Again the radio crackled. "Roger. HEDD. Alpha Oscar Zero Two One. Stand by to illuminate . . . time of flight is thirty-nine, I repeat thirty-nine, seconds . . . shot, over."

The sergeant consulted his watch, counting off the time. When he reached thirty-three seconds he said, "Flash!" The private squeezed a trigger to send a narrow laser beam right at the bunker nearest the highway, continuing to hold the trigger down and the laser on the target until....

 

Hill 1647, 0701 hours, 13/2/461 AC

It was Robles who saved Ali's life.

 

The
mukkaddam
had been moving low along the trench when one of the heavy machine gun bunkers behind him simply disintegrated, tossing sandbags, wood, machinery, bodies and parts of bodies high into the air.

The blast had knocked Ali down, sending him rolling end over end before slamming him into one wall of the octagonal trace trench.

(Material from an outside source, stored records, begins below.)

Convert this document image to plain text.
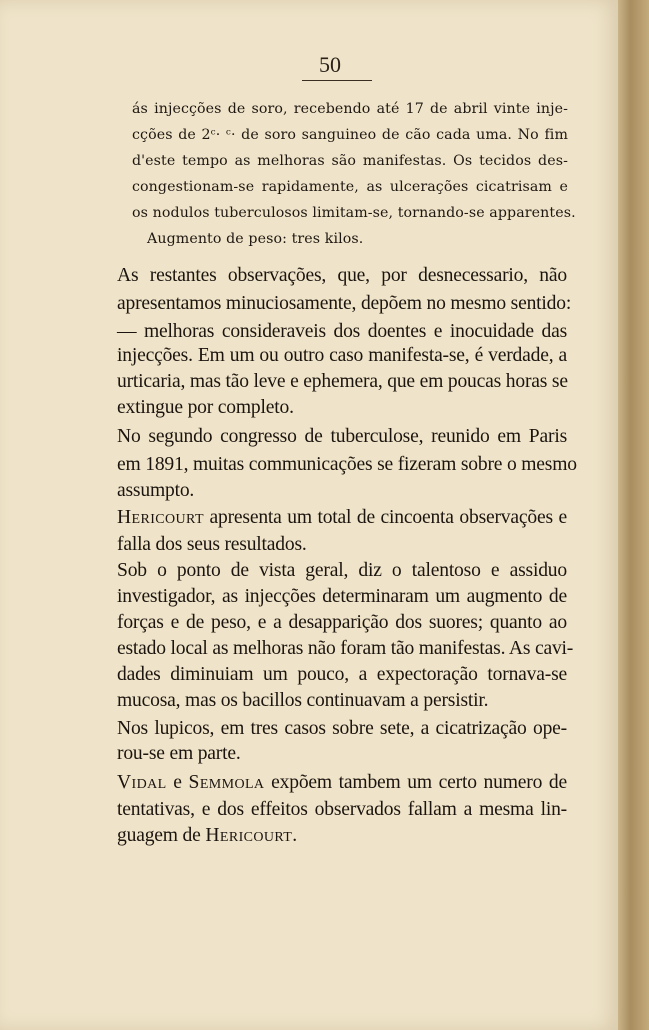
50
ás injecções de soro, recebendo até 17 de abril vinte inje-
cções de 2ᶜ· ᶜ· de soro sanguineo de cão cada uma. No fim
d'este tempo as melhoras são manifestas. Os tecidos des-
congestionam-se rapidamente, as ulcerações cicatrisam e
os nodulos tuberculosos limitam-se, tornando-se apparentes.
Augmento de peso: tres kilos.
As restantes observações, que, por desnecessario, não
apresentamos minuciosamente, depõem no mesmo sentido:
— melhoras consideraveis dos doentes e inocuidade das
injecções. Em um ou outro caso manifesta-se, é verdade, a
urticaria, mas tão leve e ephemera, que em poucas horas se
extingue por completo.
No segundo congresso de tuberculose, reunido em Paris
em 1891, muitas communicações se fizeram sobre o mesmo
assumpto.
Hericourt apresenta um total de cincoenta observações e
falla dos seus resultados.
Sob o ponto de vista geral, diz o talentoso e assiduo
investigador, as injecções determinaram um augmento de
forças e de peso, e a desapparição dos suores; quanto ao
estado local as melhoras não foram tão manifestas. As cavi-
dades diminuiam um pouco, a expectoração tornava-se
mucosa, mas os bacillos continuavam a persistir.
Nos lupicos, em tres casos sobre sete, a cicatrização ope-
rou-se em parte.
Vidal e Semmola expõem tambem um certo numero de
tentativas, e dos effeitos observados fallam a mesma lin-
guagem de Hericourt.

Groggy and panicked, he'd risen and begun running as fast as he could through the zigzags his men had carved into the earth and rocks of the hill. He'd been heading, without really thinking about it, for the next bunker. There'd been a blinding flash of some kind of unseen light that stunned him further and left spots floating before his eyes. Thus he hadn't seen the Balboan bodies stretched out strangled and lifeless on the trench floor. He'd tripped over one and gone sprawling face-first down to the floor. At that precise moment another shell had struck the bunker, penetrating before exploding. The resultant demolition had ripped the bunker apart, sending— among other things—a large and jagged piece of construction steel whirring through the spot Ali had occupied just before he fell.

Now even more stunned, Ali looked up and into the rictus-smiling face of Sergeant Emmanuel Robles, late of the
Legio del Cid.
The sergeant's open eyes seemed to be staring at Ali with deepest disapproval.

Stumbling and screaming, Ali turned around once again. Halfway back to the first destroyed bunker he came to a communication trench. He recognized it as one he could use to return to his own bunker. He took the turn.

After becoming lost only once on the way, and this was understandable as the bombardment had changed the geography of the fortress more than a little, Ali found the door to his personal shelter. He opened the thick, hinged door and entered, leaving the door open behind him in his haste and his terror.

A whining, wailing sound came from under Ali's bunk. He looked to see his thirteen-year-old recreation boy cowering under the bed in absolute fright. The commander ignored the boy for the moment, rummaging around instead for a bottle of State-distilled whiskey. Finding it, he grasped the whiskey in one hand, then reached under the bed to pull the boy out by the hair with the other. He slapped the boy several times across the face, hard, to put an end to his sniveling.

Ali had lost control. Wanting something, anything, to make the terror go away, Ali broke open the whiskey bottle and took a long pull, followed by another. That helped but not quite enough. He needed to hurt something, to dominate something, since he and his command were being so thoroughly dominated by their attackers.

He put one hand on the boy's shoulder to force him down. Instead of dropping though, the wide-eyed child just shook his head, pleading. Ali was having none of that. He backhanded the boy across the bunker then followed him, reaching down to pull him up to his knees. Then he dragged the boy, still on his knees, across the bunker to his chair. Ali sat down and took another pull of his bottle before setting it down. Then he opened his belt to let his penis spring out at a forty-five degree angle. He pointed to show his boy what he wanted done but the boy just shook his head again in panicked refusal. Again, this time holding him by the hair so he wouldn't escape, Ali slapped the boy half senseless and forced his head down.

 

Bunker Meem Thalata (M3),
Hill 1647, 0708 hours,
13/2/461 AC

Sergeant Mohammad Sabah's mother didn't raise any fools. He'd felt the destruction of bunker M1 and even managed to catch sight of the debris falling to earth. Then he'd actually
seen
M2 disintegrate. That was enough. Shooting like that did not just happen. Someone was using guided shells and systematically destroying the forward bunkers.